事態をよくわかっていない二人に対してギラネルが説明を加える。
「奴とはこのキレル山脈の主のことです」
「主? それってつまりセイヤが戦う?」
「ええ、夜属性を手に入れるためにセイヤ様避けて通ることのできない相手です」
ギラネルの説明を聞き息を飲むダルタ。その主と戦わないにもかかわらずダルタが息を飲むのはその主とやらの実力が計り知れないだろう。先ほど目の前で見たアーサーとギラネルの実力はダルタが見てきた中でも最も強い魔法師である。しかしそんな魔法師たちよりも魔獣が恐れるその主とは一体どれほどの実力なのか、ダルタには見当もつかなかった。
「思ったよりビビんないんだな、帝王」
「ん? まあな」
セイヤの毅然とした態度を見て感嘆するアーサー。その顔からはセイヤもっと主に対して恐れを抱くと思っていたようだ。
「当たり前だ。セイヤ様は大魔王の名を継ぐ御方だぞ」
なぜか誇らしげなギラネル。そんなあギラネルのことを放置してアーサーが話を続ける。
「ま、わかっていると思うがかなりの強敵だぞ」
「だろうな」
「ダリス大峡谷を経験している分落ち着いているのか?」
「どうだろな。実際に戦ってみないとわからない」
「それは頼もしい」
セイヤの受け答えに嬉しそうな表情を浮かべるアーサー。それはギラネルも同じようで、どこか懐かしそうにセイヤのことを見つめる。
(これは一体……)
この時、セイヤの身体にはある異変が起きていた。それはまるで自分の中で何かが目覚めようとしている感覚。セイヤはこのような感覚を以前にも感じたことがあった。それはセイヤの中に眠るもう一人のセイヤ、魔王モードが発動する時にだ。発動しないまでも、魔王の力がうずくことは何度もあった。

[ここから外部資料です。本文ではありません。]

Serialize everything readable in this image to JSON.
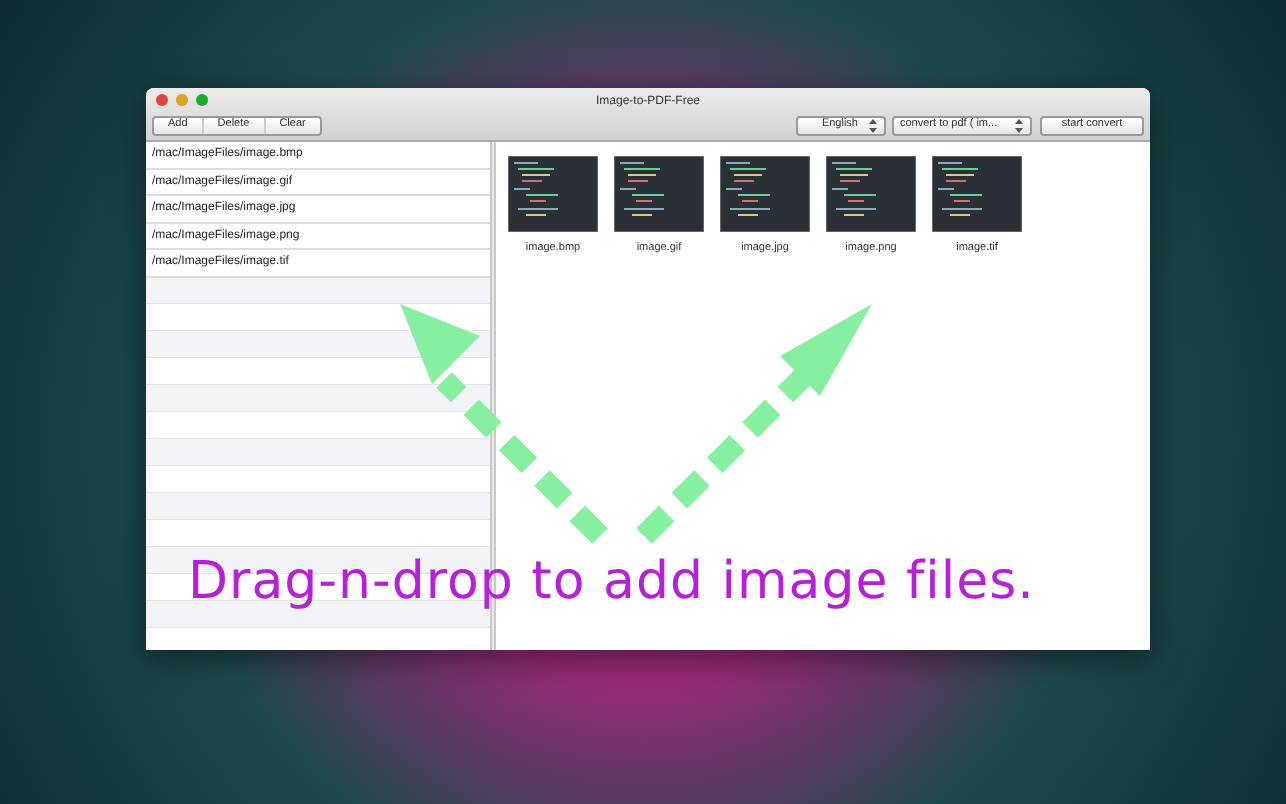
{
  "window": {
    "title": "Image-to-PDF-Free"
  },
  "toolbar": {
    "buttons": [
      "Add",
      "Delete",
      "Clear"
    ],
    "language": "English",
    "format": "convert to pdf ( im...",
    "start_button": "start convert"
  },
  "file_list": [
    "/mac/ImageFiles/image.bmp",
    "/mac/ImageFiles/image.gif",
    "/mac/ImageFiles/image.jpg",
    "/mac/ImageFiles/image.png",
    "/mac/ImageFiles/image.tif"
  ],
  "thumbnails": [
    "image.bmp",
    "image.gif",
    "image.jpg",
    "image.png",
    "image.tif"
  ],
  "overlay_caption": "Drag-n-drop to add image files."
}
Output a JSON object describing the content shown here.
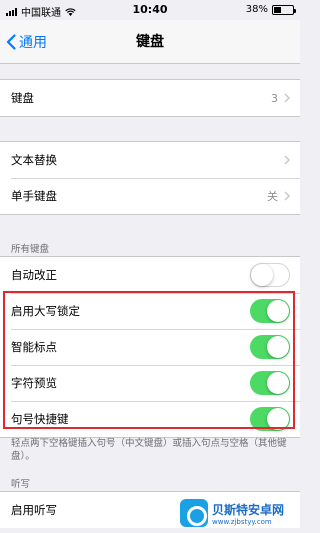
{
  "status_bar": {
    "carrier": "中国联通",
    "time": "10:40",
    "battery_percent": "38%",
    "battery_level": 0.38
  },
  "nav": {
    "back_label": "通用",
    "title": "键盘"
  },
  "group1": {
    "rows": [
      {
        "label": "键盘",
        "value": "3"
      }
    ]
  },
  "group2": {
    "rows": [
      {
        "label": "文本替换",
        "value": ""
      },
      {
        "label": "单手键盘",
        "value": "关"
      }
    ]
  },
  "all_keyboards": {
    "header": "所有键盘",
    "rows": [
      {
        "label": "自动改正",
        "on": false
      },
      {
        "label": "启用大写锁定",
        "on": true
      },
      {
        "label": "智能标点",
        "on": true
      },
      {
        "label": "字符预览",
        "on": true
      },
      {
        "label": "句号快捷键",
        "on": true
      }
    ],
    "footer": "轻点两下空格键插入句号（中文键盘）或插入句点与空格（其他键盘）。"
  },
  "dictation": {
    "header": "听写",
    "rows": [
      {
        "label": "启用听写"
      }
    ]
  },
  "colors": {
    "accent": "#007aff",
    "toggle_on": "#4cd964",
    "highlight_border": "#e0282e"
  },
  "watermark": {
    "title": "贝斯特安卓网",
    "url": "www.zjbstyy.com"
  }
}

しかし今回はどこか違う感じがした。それは言葉に表すことはできないのだが、魔王の力とは違った別の何か。セイヤであってセイヤでない。そんな感じだ。
その違和感のせいでセイヤはキレル山脈の主の力に対して恐れを抱かなかった。いな、抱くことができなかった。
(恐れることを拒んでいるのか?)
自分の中で沸き上がる謎の感覚に困惑せざるを得ないセイヤ。けれどもいくら考えようとも結論に至ることはできなかった。
《大丈夫。私が守る。だから安心して》
セイヤの中で何かがそう呟いた。だがその声がセイヤに届くことはなかった。